Undoubtedly, Singapore needed a strong economy to survive as an independent country, so Lee introduced a five-year plan and encouraged foreign investment to work for urban renewal, new public housing, greater rights for women, educational reforms and industrialization, and soon transformed Singapore into a major exporter of finished goods. By the 1990s, Singapore had become one of the world’s most prosperous nations, with a developed economy, strong international trading presence and the second-highest per capita GDP in Asia after Japan.

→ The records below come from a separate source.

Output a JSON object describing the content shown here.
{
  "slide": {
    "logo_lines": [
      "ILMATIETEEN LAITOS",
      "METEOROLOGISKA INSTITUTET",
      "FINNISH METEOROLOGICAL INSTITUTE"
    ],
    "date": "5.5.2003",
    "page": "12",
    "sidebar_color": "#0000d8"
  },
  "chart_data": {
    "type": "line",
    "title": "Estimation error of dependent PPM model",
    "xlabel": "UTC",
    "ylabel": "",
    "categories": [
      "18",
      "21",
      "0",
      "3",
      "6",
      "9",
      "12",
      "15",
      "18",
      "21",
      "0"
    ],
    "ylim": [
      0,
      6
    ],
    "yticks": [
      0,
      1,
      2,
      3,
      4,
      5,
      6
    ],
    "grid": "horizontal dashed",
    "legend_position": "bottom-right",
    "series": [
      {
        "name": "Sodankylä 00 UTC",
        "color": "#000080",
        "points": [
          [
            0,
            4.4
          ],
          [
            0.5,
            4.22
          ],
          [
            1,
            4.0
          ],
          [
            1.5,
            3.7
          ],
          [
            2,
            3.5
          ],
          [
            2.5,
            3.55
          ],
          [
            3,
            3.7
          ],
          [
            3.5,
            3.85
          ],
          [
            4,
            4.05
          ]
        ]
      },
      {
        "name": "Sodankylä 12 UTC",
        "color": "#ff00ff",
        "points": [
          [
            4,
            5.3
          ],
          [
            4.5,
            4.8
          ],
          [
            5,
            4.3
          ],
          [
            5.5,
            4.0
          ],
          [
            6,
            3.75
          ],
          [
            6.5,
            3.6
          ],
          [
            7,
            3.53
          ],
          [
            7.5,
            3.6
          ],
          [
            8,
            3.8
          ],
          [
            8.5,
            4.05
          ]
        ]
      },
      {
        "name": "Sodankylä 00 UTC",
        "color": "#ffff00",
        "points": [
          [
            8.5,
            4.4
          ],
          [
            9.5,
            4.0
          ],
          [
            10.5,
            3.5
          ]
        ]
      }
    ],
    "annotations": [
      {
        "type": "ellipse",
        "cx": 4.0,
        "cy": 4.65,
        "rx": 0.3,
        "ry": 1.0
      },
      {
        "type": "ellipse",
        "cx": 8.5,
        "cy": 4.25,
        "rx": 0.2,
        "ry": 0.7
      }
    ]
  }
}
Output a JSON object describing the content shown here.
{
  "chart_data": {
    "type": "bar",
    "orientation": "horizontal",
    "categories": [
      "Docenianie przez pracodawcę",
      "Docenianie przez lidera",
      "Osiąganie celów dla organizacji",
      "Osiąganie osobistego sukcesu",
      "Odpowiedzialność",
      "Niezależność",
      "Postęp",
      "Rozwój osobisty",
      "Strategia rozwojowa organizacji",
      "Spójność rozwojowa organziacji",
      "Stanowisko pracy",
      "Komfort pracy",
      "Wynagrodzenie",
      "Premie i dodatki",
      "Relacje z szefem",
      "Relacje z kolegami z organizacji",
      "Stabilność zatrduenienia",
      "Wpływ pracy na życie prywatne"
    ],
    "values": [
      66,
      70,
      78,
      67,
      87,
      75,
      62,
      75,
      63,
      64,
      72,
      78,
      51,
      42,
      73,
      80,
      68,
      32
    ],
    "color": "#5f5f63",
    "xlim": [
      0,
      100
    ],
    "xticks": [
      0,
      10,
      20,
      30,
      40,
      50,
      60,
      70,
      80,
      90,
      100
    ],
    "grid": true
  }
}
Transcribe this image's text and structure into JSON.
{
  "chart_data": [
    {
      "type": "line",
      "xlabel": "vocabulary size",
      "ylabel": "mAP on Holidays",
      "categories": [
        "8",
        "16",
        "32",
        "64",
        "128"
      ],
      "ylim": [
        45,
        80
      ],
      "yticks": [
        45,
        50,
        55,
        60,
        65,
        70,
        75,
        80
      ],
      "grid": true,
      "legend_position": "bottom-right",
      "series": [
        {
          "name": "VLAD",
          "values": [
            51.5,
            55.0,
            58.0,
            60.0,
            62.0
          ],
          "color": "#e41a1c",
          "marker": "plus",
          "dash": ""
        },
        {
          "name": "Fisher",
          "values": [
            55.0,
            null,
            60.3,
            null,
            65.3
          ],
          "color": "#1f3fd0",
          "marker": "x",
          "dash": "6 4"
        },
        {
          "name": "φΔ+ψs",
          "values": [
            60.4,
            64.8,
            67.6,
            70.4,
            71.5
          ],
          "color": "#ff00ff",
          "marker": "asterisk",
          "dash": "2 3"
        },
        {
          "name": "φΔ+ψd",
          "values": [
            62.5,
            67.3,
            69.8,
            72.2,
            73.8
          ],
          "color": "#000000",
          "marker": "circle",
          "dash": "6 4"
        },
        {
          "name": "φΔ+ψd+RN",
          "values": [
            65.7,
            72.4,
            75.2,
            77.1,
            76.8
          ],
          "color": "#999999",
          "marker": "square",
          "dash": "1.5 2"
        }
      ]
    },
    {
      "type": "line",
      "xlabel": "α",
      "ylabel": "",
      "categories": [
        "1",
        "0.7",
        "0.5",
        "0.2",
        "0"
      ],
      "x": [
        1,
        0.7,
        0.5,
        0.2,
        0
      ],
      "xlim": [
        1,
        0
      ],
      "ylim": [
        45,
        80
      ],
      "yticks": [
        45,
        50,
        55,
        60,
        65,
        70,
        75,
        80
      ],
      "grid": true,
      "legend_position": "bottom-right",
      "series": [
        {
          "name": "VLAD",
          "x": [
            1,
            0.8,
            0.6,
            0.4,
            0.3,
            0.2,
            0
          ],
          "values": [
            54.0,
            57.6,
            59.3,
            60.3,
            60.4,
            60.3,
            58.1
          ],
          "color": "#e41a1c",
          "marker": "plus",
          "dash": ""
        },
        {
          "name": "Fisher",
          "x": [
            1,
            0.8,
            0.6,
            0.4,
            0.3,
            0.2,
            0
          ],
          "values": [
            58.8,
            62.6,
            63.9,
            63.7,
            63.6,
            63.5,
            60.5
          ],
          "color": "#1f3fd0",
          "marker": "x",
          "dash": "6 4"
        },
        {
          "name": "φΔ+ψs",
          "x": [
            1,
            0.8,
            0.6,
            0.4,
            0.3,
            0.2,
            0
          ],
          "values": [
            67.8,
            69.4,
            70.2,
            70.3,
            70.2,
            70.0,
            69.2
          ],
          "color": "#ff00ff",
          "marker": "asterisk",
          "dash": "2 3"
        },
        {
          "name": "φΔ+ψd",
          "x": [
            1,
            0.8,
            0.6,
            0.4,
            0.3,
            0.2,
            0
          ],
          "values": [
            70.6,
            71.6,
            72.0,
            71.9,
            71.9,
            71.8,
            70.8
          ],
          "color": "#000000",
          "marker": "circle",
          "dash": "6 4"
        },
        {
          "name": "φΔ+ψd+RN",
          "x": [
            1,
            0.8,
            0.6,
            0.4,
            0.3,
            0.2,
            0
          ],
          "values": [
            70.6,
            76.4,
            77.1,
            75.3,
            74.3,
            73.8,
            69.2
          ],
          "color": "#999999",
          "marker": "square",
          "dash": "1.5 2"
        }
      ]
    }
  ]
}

Lee had a choice of staying in office for as long as he wanted; however, on November 28, 1990 he preferred to hand over the reins of the country and the ruling party to the younger generation. Goh Chok Tong became the second Prime Minister of Singapore, and appointed Lee as Senior Minister, a post Lee held until 2004 when his elder son, Lee Hsien Loong, became the nation’s third Prime Minister. After 2004, Lee served as an advisory Minister Mentor until he left the cabinet in 2011 after a continuous ministerial span of 56 years. He served his Tanjong Pagar Constituency as an elected Member of Parliament for nearly 60 years, till his death in 2015.
The Last Days
In February 2015, Lee Kuan Yew was hospitalized with pneumonia, and in March, he was on a ventilator, in critical condition; dying soon after on March 23.
What is left behind after Lee is a bequest of an efficiently run country and of a leader who brought unprecedented prosperity to Singapore.